Peki nedir Türkiye gerçeği? Türkiye Kamu-Sen ortaya koyduğu son rapor, tıpkı İSMMMO’ya ve diğerlerine ait veriler gibi sokağın gerçek manzarasını bizlere gösteriyor. İnansanız da, inanmasanız da…
Kamu-Sen bu rapordaki sonuçları Maliye Bakanlığı, TÜİK, OECD, Merkez Bankası, Hazine Müsteşarlığı, DPT gibi kuruluşların verilerinden faydalanarak ortaya çıkardı. Hani size gösterilmeyen rakamlara, hem de resmi rakamlara dayanarak…
Rapor Türkiye’de her 2 dakikada bir vatandaşın icralık olduğu gerçeği paylaşılıyor. Her geçen dakikada, yani siz bu satırları okurken bile ülkenin 57 bin78 dolar borçlandığı gerçeği ortaya konuluyor. Dikkatinizi çekerim borçlanma dakikada 57 bin dolar iken, dakikada ödenen faiz 61 bin 263 dolar, dış ticaret açığı 136 bin 225 dolar, cari açık 92 bin 466 dolar.
Toplam borcunuz 518 milyar doları aştıysa, IMF’ye kalan borcunuzun düşük olmasının ne kıymeti var. Bankaya borcunuzu kapatmışsınız, ama bunun dışında tefeciler de dahil tüm mahalleye borçlanmışsızı. Sonra da çıkıp başarıdan bahsediyorsunuz.
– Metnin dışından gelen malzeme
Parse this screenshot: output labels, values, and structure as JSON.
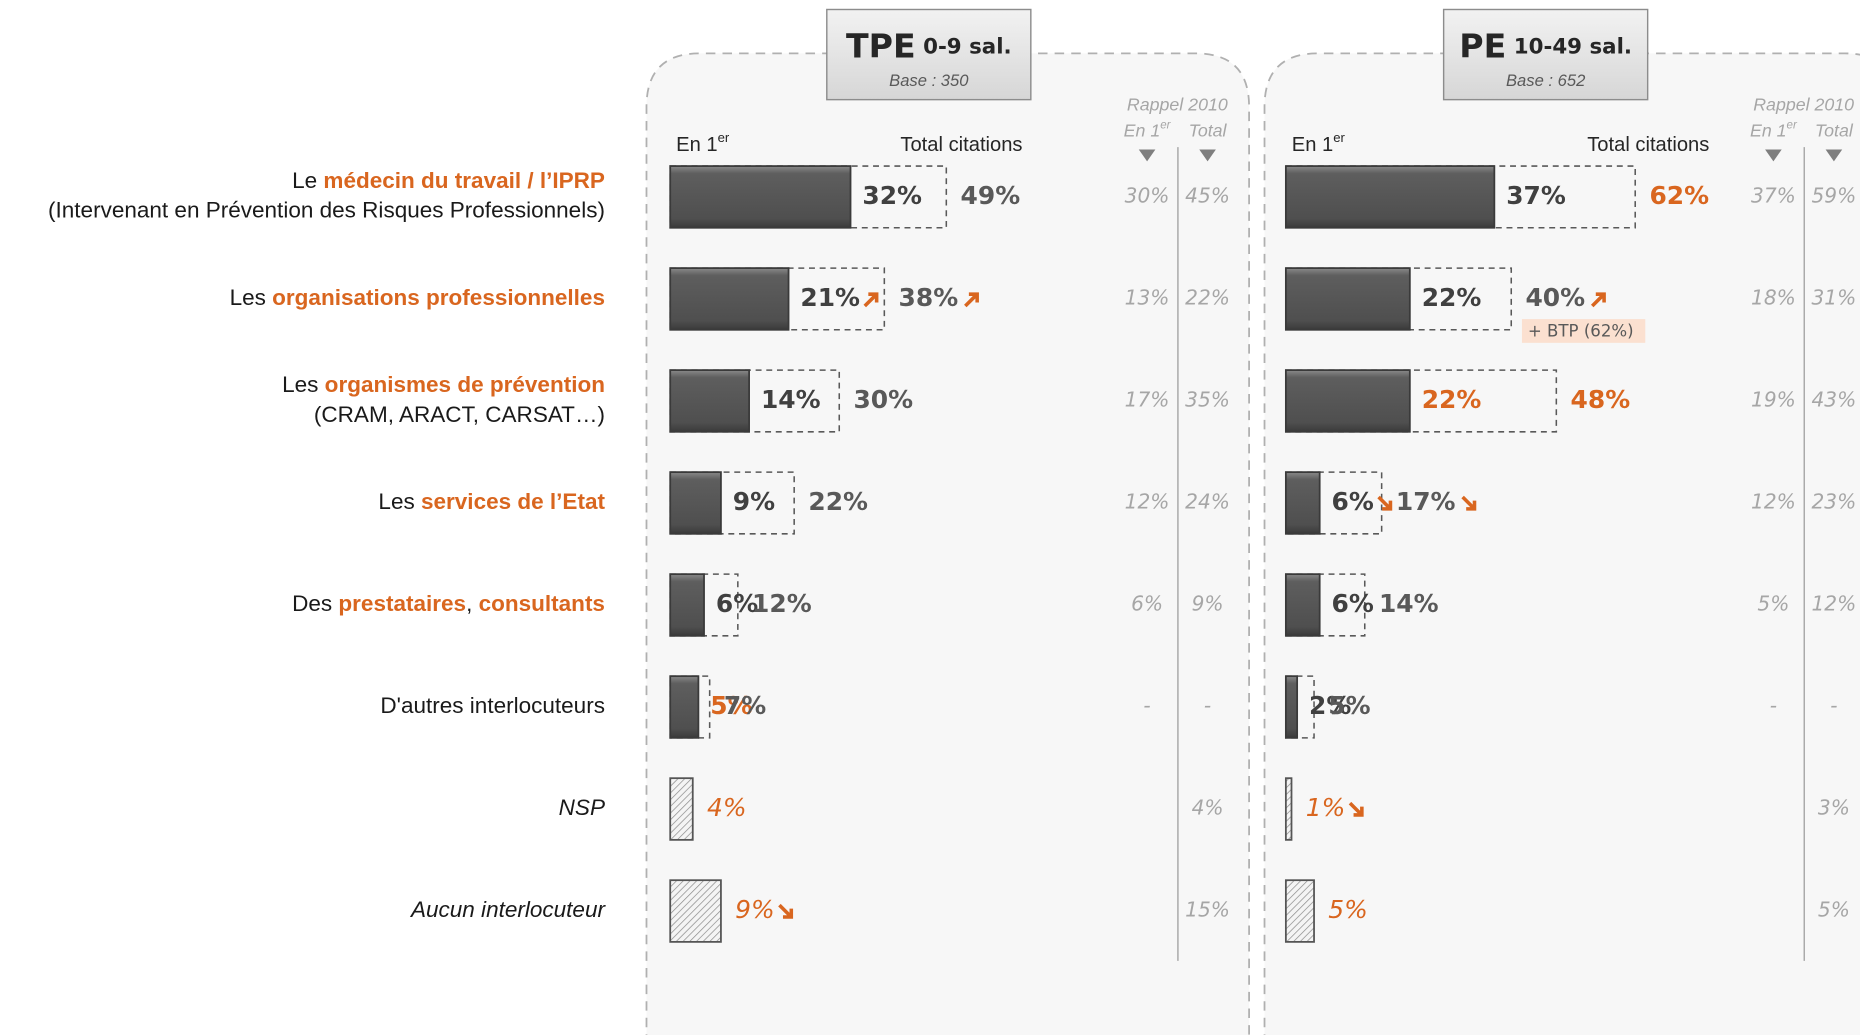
{
  "row_labels": [
    {
      "lines": [
        [
          {
            "text": "Le "
          },
          {
            "text": "médecin du travail / l’IPRP",
            "highlight": true
          }
        ],
        [
          {
            "text": "(Intervenant en Prévention des Risques Professionnels)"
          }
        ]
      ]
    },
    {
      "lines": [
        [
          {
            "text": "Les "
          },
          {
            "text": "organisations professionnelles",
            "highlight": true
          }
        ]
      ]
    },
    {
      "lines": [
        [
          {
            "text": "Les "
          },
          {
            "text": "organismes de prévention",
            "highlight": true
          }
        ],
        [
          {
            "text": "(CRAM, ARACT, CARSAT…)"
          }
        ]
      ]
    },
    {
      "lines": [
        [
          {
            "text": "Les "
          },
          {
            "text": "services de l’Etat",
            "highlight": true
          }
        ]
      ]
    },
    {
      "lines": [
        [
          {
            "text": "Des "
          },
          {
            "text": "prestataires",
            "highlight": true
          },
          {
            "text": ", "
          },
          {
            "text": "consultants",
            "highlight": true
          }
        ]
      ]
    },
    {
      "lines": [
        [
          {
            "text": "D'autres interlocuteurs"
          }
        ]
      ]
    },
    {
      "lines": [
        [
          {
            "text": "NSP"
          }
        ]
      ],
      "italic": true
    },
    {
      "lines": [
        [
          {
            "text": "Aucun interlocuteur"
          }
        ]
      ],
      "italic": true
    }
  ],
  "chart_data": [
    {
      "type": "bar",
      "title": "TPE",
      "subtitle": "0-9 sal.",
      "base": "Base : 350",
      "hatched": [
        false,
        false,
        false,
        false,
        false,
        false,
        true,
        true
      ],
      "series": [
        {
          "label": {
            "text": "En 1",
            "sup": "er"
          },
          "color": "#5a5a5a",
          "values": [
            32,
            21,
            14,
            9,
            6,
            5,
            4,
            9
          ],
          "value_labels": [
            "32%",
            "21%",
            "14%",
            "9%",
            "6%",
            "5%",
            "4%",
            "9%"
          ],
          "highlight": [
            false,
            false,
            false,
            false,
            false,
            true,
            true,
            true
          ],
          "trend": [
            null,
            "up",
            null,
            null,
            null,
            null,
            null,
            "down"
          ]
        },
        {
          "label": {
            "text": "Total citations"
          },
          "style": "dashed",
          "values": [
            49,
            38,
            30,
            22,
            12,
            7,
            null,
            null
          ],
          "value_labels": [
            "49%",
            "38%",
            "30%",
            "22%",
            "12%",
            "7%",
            null,
            null
          ],
          "highlight": [
            false,
            false,
            false,
            false,
            false,
            false,
            false,
            false
          ],
          "trend": [
            null,
            "up",
            null,
            null,
            null,
            null,
            null,
            null
          ],
          "notes": [
            null,
            null,
            null,
            null,
            null,
            null,
            null,
            null
          ]
        }
      ],
      "recall": {
        "title": "Rappel 2010",
        "columns": [
          {
            "text": "En 1",
            "sup": "er"
          },
          {
            "text": "Total"
          }
        ],
        "series": [
          {
            "values": [
              30,
              13,
              17,
              12,
              6,
              null,
              null,
              null
            ],
            "value_labels": [
              "30%",
              "13%",
              "17%",
              "12%",
              "6%",
              "-",
              null,
              null
            ]
          },
          {
            "values": [
              45,
              22,
              35,
              24,
              9,
              null,
              4,
              15
            ],
            "value_labels": [
              "45%",
              "22%",
              "35%",
              "24%",
              "9%",
              "-",
              "4%",
              "15%"
            ]
          }
        ]
      }
    },
    {
      "type": "bar",
      "title": "PE",
      "subtitle": "10-49 sal.",
      "base": "Base : 652",
      "hatched": [
        false,
        false,
        false,
        false,
        false,
        false,
        true,
        true
      ],
      "series": [
        {
          "label": {
            "text": "En 1",
            "sup": "er"
          },
          "color": "#5a5a5a",
          "values": [
            37,
            22,
            22,
            6,
            6,
            2,
            1,
            5
          ],
          "value_labels": [
            "37%",
            "22%",
            "22%",
            "6%",
            "6%",
            "2%",
            "1%",
            "5%"
          ],
          "highlight": [
            false,
            false,
            true,
            false,
            false,
            false,
            true,
            true
          ],
          "trend": [
            null,
            null,
            null,
            "down",
            null,
            null,
            "down",
            null
          ]
        },
        {
          "label": {
            "text": "Total citations"
          },
          "style": "dashed",
          "values": [
            62,
            40,
            48,
            17,
            14,
            5,
            null,
            null
          ],
          "value_labels": [
            "62%",
            "40%",
            "48%",
            "17%",
            "14%",
            "5%",
            null,
            null
          ],
          "highlight": [
            true,
            false,
            true,
            false,
            false,
            false,
            false,
            false
          ],
          "trend": [
            null,
            "up",
            null,
            "down",
            null,
            null,
            null,
            null
          ],
          "notes": [
            null,
            "+ BTP (62%)",
            null,
            null,
            null,
            null,
            null,
            null
          ]
        }
      ],
      "recall": {
        "title": "Rappel 2010",
        "columns": [
          {
            "text": "En 1",
            "sup": "er"
          },
          {
            "text": "Total"
          }
        ],
        "series": [
          {
            "values": [
              37,
              18,
              19,
              12,
              5,
              null,
              null,
              null
            ],
            "value_labels": [
              "37%",
              "18%",
              "19%",
              "12%",
              "5%",
              "-",
              null,
              null
            ]
          },
          {
            "values": [
              59,
              31,
              43,
              23,
              12,
              null,
              3,
              5
            ],
            "value_labels": [
              "59%",
              "31%",
              "43%",
              "23%",
              "12%",
              "-",
              "3%",
              "5%"
            ]
          }
        ]
      }
    }
  ]
}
Artık sıcak para da son vurgununu yapıp kaçmaya hazırlanıyor. 8 yılda götürdüğü 54 milyar dolara inat. Yani artık borcunuzu borçla ve ithal parayla da finanse edememe riskiyle karşı karşıyasınız.
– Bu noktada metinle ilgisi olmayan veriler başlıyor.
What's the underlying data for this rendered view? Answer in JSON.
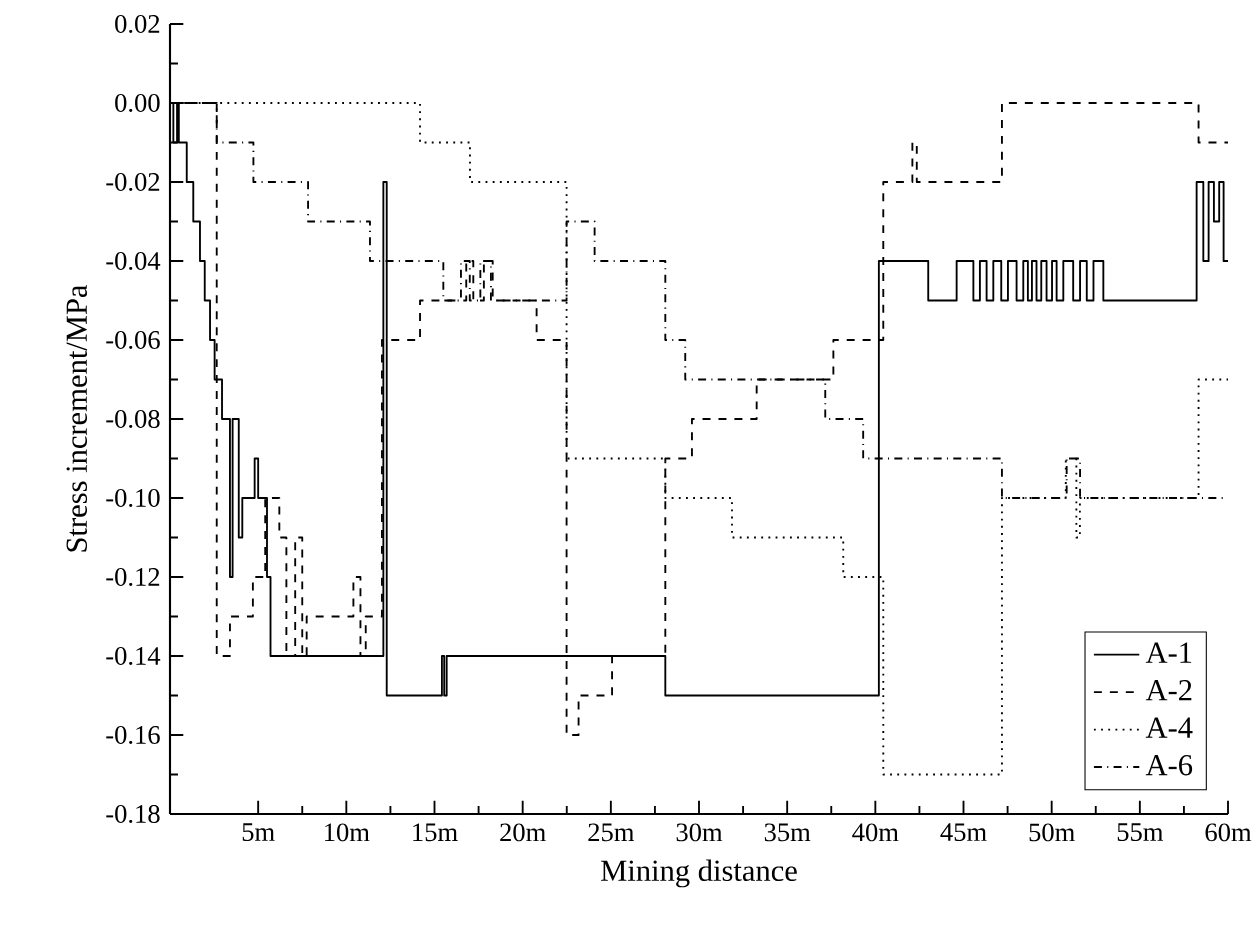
{
  "chart_data": {
    "type": "step",
    "xlabel": "Mining distance",
    "ylabel": "Stress increment/MPa",
    "xlim": [
      0,
      60
    ],
    "ylim": [
      -0.18,
      0.02
    ],
    "xticks": [
      {
        "value": 5,
        "label": "5m"
      },
      {
        "value": 10,
        "label": "10m"
      },
      {
        "value": 15,
        "label": "15m"
      },
      {
        "value": 20,
        "label": "20m"
      },
      {
        "value": 25,
        "label": "25m"
      },
      {
        "value": 30,
        "label": "30m"
      },
      {
        "value": 35,
        "label": "35m"
      },
      {
        "value": 40,
        "label": "40m"
      },
      {
        "value": 45,
        "label": "45m"
      },
      {
        "value": 50,
        "label": "50m"
      },
      {
        "value": 55,
        "label": "55m"
      },
      {
        "value": 60,
        "label": "60m"
      }
    ],
    "yticks": [
      {
        "value": -0.18,
        "label": "-0.18"
      },
      {
        "value": -0.16,
        "label": "-0.16"
      },
      {
        "value": -0.14,
        "label": "-0.14"
      },
      {
        "value": -0.12,
        "label": "-0.12"
      },
      {
        "value": -0.1,
        "label": "-0.10"
      },
      {
        "value": -0.08,
        "label": "-0.08"
      },
      {
        "value": -0.06,
        "label": "-0.06"
      },
      {
        "value": -0.04,
        "label": "-0.04"
      },
      {
        "value": -0.02,
        "label": "-0.02"
      },
      {
        "value": 0,
        "label": "0.00"
      },
      {
        "value": 0.02,
        "label": "0.02"
      }
    ],
    "grid": false,
    "legend": "bottom right",
    "marker": "none",
    "series": [
      {
        "name": "A-1",
        "color": "#000000",
        "line_style": "solid",
        "x": [
          0,
          0.19,
          0.4,
          0.5,
          0.95,
          1.32,
          1.7,
          1.97,
          2.27,
          2.53,
          2.95,
          3.4,
          3.55,
          3.9,
          4.1,
          4.8,
          5.0,
          5.5,
          5.7,
          12.1,
          12.29,
          15.42,
          15.55,
          15.69,
          28.09,
          40.2,
          43.0,
          44.61,
          45.56,
          45.93,
          46.31,
          46.69,
          47.14,
          47.52,
          48.01,
          48.39,
          48.65,
          48.88,
          49.14,
          49.41,
          49.71,
          50.02,
          50.28,
          50.66,
          51.22,
          51.61,
          51.99,
          52.37,
          52.93,
          58.22,
          58.6,
          58.9,
          59.2,
          59.5,
          59.75,
          60
        ],
        "values": [
          0,
          -0.01,
          0,
          -0.01,
          -0.02,
          -0.03,
          -0.04,
          -0.05,
          -0.06,
          -0.07,
          -0.08,
          -0.12,
          -0.08,
          -0.11,
          -0.1,
          -0.09,
          -0.1,
          -0.12,
          -0.14,
          -0.02,
          -0.15,
          -0.14,
          -0.15,
          -0.14,
          -0.15,
          -0.04,
          -0.05,
          -0.04,
          -0.05,
          -0.04,
          -0.05,
          -0.04,
          -0.05,
          -0.04,
          -0.05,
          -0.04,
          -0.05,
          -0.04,
          -0.05,
          -0.04,
          -0.05,
          -0.04,
          -0.05,
          -0.04,
          -0.05,
          -0.04,
          -0.05,
          -0.04,
          -0.05,
          -0.02,
          -0.04,
          -0.02,
          -0.03,
          -0.02,
          -0.04,
          -0.04
        ]
      },
      {
        "name": "A-2",
        "color": "#000000",
        "line_style": "dashed",
        "x": [
          0,
          2.65,
          2.95,
          3.4,
          4.7,
          5.4,
          6.2,
          6.6,
          7.1,
          7.5,
          7.75,
          10.4,
          10.8,
          11.1,
          12.02,
          14.18,
          16.8,
          17.2,
          17.8,
          18.3,
          20.79,
          22.49,
          23.17,
          25.07,
          28.09,
          29.6,
          33.27,
          37.62,
          40.45,
          42.1,
          42.35,
          47.18,
          58.33,
          60
        ],
        "values": [
          0,
          -0.14,
          -0.14,
          -0.13,
          -0.12,
          -0.1,
          -0.11,
          -0.14,
          -0.11,
          -0.14,
          -0.13,
          -0.12,
          -0.14,
          -0.13,
          -0.06,
          -0.05,
          -0.04,
          -0.05,
          -0.04,
          -0.05,
          -0.06,
          -0.16,
          -0.15,
          -0.14,
          -0.09,
          -0.08,
          -0.07,
          -0.06,
          -0.02,
          -0.01,
          -0.02,
          0,
          -0.01,
          -0.01
        ]
      },
      {
        "name": "A-4",
        "color": "#000000",
        "line_style": "dotted",
        "x": [
          0,
          14.18,
          17.01,
          22.49,
          28.09,
          31.87,
          38.18,
          40.45,
          47.18,
          50.8,
          51.4,
          51.6,
          58.33,
          60
        ],
        "values": [
          0,
          -0.01,
          -0.02,
          -0.09,
          -0.1,
          -0.11,
          -0.12,
          -0.17,
          -0.1,
          -0.09,
          -0.11,
          -0.1,
          -0.07,
          -0.07
        ]
      },
      {
        "name": "A-6",
        "color": "#000000",
        "line_style": "dashdot",
        "x": [
          0,
          2.65,
          4.73,
          7.83,
          11.34,
          15.5,
          16.5,
          17.0,
          17.6,
          18.2,
          22.49,
          24.08,
          28.09,
          29.22,
          37.16,
          39.31,
          47.18,
          50.85,
          51.61,
          60
        ],
        "values": [
          0,
          -0.01,
          -0.02,
          -0.03,
          -0.04,
          -0.05,
          -0.04,
          -0.05,
          -0.04,
          -0.05,
          -0.03,
          -0.04,
          -0.06,
          -0.07,
          -0.08,
          -0.09,
          -0.1,
          -0.09,
          -0.1,
          -0.1
        ]
      }
    ]
  }
}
Manzara bu iken, sanal rakamlarla, başarılı ekonomi nutukları atılıyor. Ey vatandaş gerçek şu ki, battık. Ve bu batışın faturasını hep birlikte ödeyeceğiz. İktidar yeni dönemde kim olursa olsun.
Peki bu noktaya kadar getirenler, ekonomi yönetimi, iktidar, borçlanmaya göz yuman bizler, bundan sonraki nesillere bu rezaletin hesabını nasıl vereceğiz? Yanıtı kendi kendinize verin. Ama sorumu cevaplandırmadan önce, dönüp, çocuğunuzun, torununuzun yüzüne bakın.
Eğer halen bakabilecek yüz kaldıysa, dönüp bilboardlardaki yazıları okumaya devam edin. Çünkü bu ülkede bir hayal içinde, hayal zannedilen her şey gerçek oldu.